#08 後悔
『おれが話したら、あんたおれに協力してくれるか?』
『おれが、あんたの生まれて育った都市の心臓に、ナイフを突き立てることに協力してくれるか?あの都市を救うんじゃなく、破壊してしまうことに協力してくれるか?血清なんかいらない。寄生バチがいるなら利用して、内部からNO.6を混乱させたい。いつも安全圏でのうのうと暮らしてきた連中が、恐慌し、逃げ惑い、自滅していくさまを見物していたい。おれが考えているのは、そういうことだよ』
『あんたは、NO.6を愛し、おれは憎んでいる。だからな……おれたちは、いずれ敵になる』
『――天然だけじゃなく、妄想癖まであるのか。何が第三の道だ。』
『あんたは逃げ道を探しているだけさ』
『決して一つにはなれない』
『――いいかげんに黙れ』
『あんたの話を聴いてると反吐がでる』
『こんなに喋りだってわかってたら、ここには連れてこなかったのにな』
(ネズミと紫苑と共に、人混みを縫って、両脇に店の並んだ道を歩く。)
(さすがにあれは、言いすぎだよと心の中で呟いた。
でもきっと、二人とも口論になったことに後悔はしていないはずだ。
ネズミの口から出た、その言葉。
紫苑が“喋り”でも、絶対にネズミは彼を助けただろう。
逆に、紫苑はネズミがどんなところに居ても、見つけ出し救っただろう。)
(運命の赤い糸とは、よくいったものだ。)
(それはまさに、この二人のことを指している。)
(……紫苑もネズミも、過去のことに後悔はしていない。)
(揺るぎない何かを持っていて。おそらく全て、わかっているから、)
(4年前に戻っても、ついこの間に戻っても。その選択は、変わらないと。)
(強いんだ。
それなのに、 わたし、 は、)
(ネズミの超繊維布のマントが、ひらりと翻る。
紫苑の白い綺麗な髪が前を行く。
人混みの中、懸命にそれを追う。
大きくなった背中に、嗚呼、男の子なんだなあ、とか。ぼんやりと思う。
群衆に紛れて、見失いそうになる。
人に、酔いそうになる。
苦しい。
手を伸ばす
届かない、
もういちど、
届くはず は 、 なか った。)
(――わたしって、邪魔者なんだ、よ。
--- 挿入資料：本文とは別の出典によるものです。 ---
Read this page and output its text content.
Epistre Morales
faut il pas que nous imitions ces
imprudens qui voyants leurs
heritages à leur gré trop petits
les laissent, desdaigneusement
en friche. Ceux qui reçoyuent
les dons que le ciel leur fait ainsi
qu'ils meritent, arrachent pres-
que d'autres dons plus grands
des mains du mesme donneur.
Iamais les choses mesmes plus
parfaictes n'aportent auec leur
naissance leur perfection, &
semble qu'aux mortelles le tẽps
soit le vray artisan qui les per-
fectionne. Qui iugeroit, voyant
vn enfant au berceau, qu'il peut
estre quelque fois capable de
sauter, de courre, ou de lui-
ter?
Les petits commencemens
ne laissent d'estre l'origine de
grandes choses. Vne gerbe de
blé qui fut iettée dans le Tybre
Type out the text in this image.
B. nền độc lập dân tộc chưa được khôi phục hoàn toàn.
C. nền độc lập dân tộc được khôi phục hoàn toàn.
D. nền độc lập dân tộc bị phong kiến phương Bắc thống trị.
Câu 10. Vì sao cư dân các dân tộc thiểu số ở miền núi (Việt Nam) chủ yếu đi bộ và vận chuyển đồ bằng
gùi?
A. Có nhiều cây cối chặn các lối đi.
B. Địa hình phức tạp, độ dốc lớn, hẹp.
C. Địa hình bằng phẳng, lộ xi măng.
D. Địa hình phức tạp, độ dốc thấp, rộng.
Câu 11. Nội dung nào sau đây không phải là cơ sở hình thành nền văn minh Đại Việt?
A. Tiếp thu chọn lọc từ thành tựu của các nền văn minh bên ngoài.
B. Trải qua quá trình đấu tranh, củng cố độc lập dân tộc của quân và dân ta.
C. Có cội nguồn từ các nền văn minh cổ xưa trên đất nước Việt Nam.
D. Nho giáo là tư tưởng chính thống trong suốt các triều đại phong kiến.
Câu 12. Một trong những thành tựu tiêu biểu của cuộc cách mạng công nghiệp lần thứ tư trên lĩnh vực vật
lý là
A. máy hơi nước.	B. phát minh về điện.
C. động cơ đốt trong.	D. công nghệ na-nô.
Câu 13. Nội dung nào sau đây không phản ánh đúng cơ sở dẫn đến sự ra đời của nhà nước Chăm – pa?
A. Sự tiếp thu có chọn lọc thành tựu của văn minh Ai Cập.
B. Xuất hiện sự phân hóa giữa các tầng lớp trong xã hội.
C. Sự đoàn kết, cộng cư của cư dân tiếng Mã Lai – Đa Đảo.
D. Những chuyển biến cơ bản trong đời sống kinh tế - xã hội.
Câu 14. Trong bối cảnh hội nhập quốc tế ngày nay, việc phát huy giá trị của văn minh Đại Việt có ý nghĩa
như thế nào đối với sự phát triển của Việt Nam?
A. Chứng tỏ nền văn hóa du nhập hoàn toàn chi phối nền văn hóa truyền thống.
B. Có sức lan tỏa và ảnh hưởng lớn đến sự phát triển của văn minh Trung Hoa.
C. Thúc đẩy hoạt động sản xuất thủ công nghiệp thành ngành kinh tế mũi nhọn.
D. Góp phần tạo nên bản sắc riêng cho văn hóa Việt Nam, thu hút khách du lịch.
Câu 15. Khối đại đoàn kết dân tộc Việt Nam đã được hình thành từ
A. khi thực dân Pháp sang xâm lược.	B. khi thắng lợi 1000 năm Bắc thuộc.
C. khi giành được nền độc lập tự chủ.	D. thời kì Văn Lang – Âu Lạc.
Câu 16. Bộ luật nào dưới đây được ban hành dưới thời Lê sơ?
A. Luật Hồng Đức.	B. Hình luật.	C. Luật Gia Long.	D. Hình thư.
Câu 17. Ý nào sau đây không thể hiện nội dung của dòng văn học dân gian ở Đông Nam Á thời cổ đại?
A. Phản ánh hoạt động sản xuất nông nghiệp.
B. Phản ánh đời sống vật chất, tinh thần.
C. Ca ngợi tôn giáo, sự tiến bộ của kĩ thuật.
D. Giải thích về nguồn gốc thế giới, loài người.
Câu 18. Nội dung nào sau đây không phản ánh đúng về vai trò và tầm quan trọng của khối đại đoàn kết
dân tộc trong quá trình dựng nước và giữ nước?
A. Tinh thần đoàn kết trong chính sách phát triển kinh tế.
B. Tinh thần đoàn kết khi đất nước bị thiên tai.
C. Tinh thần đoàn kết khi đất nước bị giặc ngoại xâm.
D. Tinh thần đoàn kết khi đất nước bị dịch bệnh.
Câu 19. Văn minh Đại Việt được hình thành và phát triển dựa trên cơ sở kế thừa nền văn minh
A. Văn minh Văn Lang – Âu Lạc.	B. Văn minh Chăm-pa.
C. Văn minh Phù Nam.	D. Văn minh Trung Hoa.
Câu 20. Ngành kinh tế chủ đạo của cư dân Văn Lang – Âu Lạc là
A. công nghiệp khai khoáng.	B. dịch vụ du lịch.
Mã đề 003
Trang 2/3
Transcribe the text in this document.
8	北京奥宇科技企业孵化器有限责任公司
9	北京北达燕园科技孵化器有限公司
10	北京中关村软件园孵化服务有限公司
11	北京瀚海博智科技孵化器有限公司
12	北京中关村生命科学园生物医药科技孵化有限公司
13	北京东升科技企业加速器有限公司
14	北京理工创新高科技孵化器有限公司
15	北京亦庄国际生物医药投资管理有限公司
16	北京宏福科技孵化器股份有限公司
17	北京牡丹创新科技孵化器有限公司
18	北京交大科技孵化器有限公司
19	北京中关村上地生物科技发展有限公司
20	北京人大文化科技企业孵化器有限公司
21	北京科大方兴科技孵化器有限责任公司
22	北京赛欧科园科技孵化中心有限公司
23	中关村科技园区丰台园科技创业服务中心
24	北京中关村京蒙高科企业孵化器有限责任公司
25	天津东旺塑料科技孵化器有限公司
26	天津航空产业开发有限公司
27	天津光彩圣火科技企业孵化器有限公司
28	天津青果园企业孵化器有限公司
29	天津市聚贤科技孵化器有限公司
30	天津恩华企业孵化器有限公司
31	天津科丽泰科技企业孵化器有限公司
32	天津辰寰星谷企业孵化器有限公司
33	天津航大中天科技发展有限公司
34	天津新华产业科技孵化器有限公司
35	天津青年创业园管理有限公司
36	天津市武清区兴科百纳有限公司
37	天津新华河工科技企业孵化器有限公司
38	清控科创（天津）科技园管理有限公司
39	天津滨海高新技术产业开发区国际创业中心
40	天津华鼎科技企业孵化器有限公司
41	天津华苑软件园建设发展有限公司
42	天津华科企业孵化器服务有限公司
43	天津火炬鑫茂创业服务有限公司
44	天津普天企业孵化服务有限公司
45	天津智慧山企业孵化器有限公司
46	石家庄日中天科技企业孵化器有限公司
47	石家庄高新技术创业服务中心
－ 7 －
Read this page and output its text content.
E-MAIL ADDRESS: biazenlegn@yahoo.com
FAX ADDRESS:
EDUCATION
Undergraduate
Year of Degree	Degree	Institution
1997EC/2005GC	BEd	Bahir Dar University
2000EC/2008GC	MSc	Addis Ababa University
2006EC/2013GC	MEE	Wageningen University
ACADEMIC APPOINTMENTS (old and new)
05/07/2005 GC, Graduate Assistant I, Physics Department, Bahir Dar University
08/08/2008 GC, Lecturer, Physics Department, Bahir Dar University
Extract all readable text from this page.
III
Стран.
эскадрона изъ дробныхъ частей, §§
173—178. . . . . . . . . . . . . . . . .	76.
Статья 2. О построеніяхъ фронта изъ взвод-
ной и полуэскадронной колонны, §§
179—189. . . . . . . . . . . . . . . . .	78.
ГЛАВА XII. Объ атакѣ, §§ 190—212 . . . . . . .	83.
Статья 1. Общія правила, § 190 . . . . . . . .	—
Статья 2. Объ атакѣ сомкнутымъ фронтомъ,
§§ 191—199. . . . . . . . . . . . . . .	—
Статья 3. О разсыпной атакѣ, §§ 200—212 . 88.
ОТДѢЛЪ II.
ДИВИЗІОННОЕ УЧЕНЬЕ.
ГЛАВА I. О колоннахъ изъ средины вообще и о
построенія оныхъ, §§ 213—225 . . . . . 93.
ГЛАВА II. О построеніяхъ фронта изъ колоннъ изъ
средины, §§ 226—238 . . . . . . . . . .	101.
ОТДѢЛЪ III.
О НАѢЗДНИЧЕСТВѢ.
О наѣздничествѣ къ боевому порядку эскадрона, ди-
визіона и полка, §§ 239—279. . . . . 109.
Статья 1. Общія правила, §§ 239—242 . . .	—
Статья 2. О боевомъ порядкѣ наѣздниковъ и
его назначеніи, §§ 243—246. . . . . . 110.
)
(雑踏の中、足を止めた。
酒臭いおじさんにぶつかられて、怒鳴られた。唾が飛んだ。汚い。
周りの人間は、素知らぬ顔で通り過ぎるか、下卑た笑みを浮かべているかのどちらかだ。
ここの人たちは腐っている。
だけどこれが、真実で事実だ。
これからわたしは、ここで、生きて行かなくちゃいけない。)
(――だれと?)
(紫苑とネズミ?)
(ううん違う。)
(独りで。)
(独り。そんなの、生きていけるわけない。)
(邪魔よ、あんた。
娼婦の女の人に乱暴に肩を掴まれて、路地に押し込まれた。
臭い。)
(邪魔なのに、わたしは、
邪魔だから、)
(――わたしはどこに、行きたかったのだろう。
『連れて行って。わたしも、連れて行って』
そう4年前、ネズミに言ったはずだった。
NO.6以外のどこかへ、どこへでもいい、行きたかった。
息苦しい場所はいやだった。
辛くて悲しい場所はいやだった。
だから逃げたかった。飛び出したかった。)
(……そのはず、なのに。
そのはず、だったのに。)
(どこに行きたいのか、わからない。
――どこで生きたいのか、わからなかった。)
(暗い路地裏の、所々剥がれたコンクリートの壁に背中を預けて、空を見上げた。
曇り空。
灰色。
もう雪でも雨でもいいから、降ってしまえばいい。)
(――わたしの居場所は、どこ。)
(ずるずると汚れた地面にも構わず座り込んで、頭をうずめた。)
*
(気づかないんだろうなあ、きっと。)
(わたしなんか、いらないんだよ、きっと。)
(わたしだって、邪魔なんてしたくないんだよ。)
(いなくなれば何の問題もないでしょ?)
(迷惑だってかけたくないし、)
(だったら。ねえわたしは、なんのためにここにいるのかなあ。)
▼ 相変わらず思考が飛びまくった文章ですみません……。さぞかし読みにくいだろうなあと思ってます……ごめんなさい……。
要するに、夢主である杏樹は、あまりにも紫苑とネズミが運命共同体みたいなものに見えて、自分の居場所を見い出せないでいるということです。だからこんなふうにネガティブ思考になっているわけです。(初期設定では、NO.6夢主は『ちょっと病んでる感じ』でしたから;;)そういう意味では、過去をある意味後悔しているのは、杏樹なのではないかなあと思います。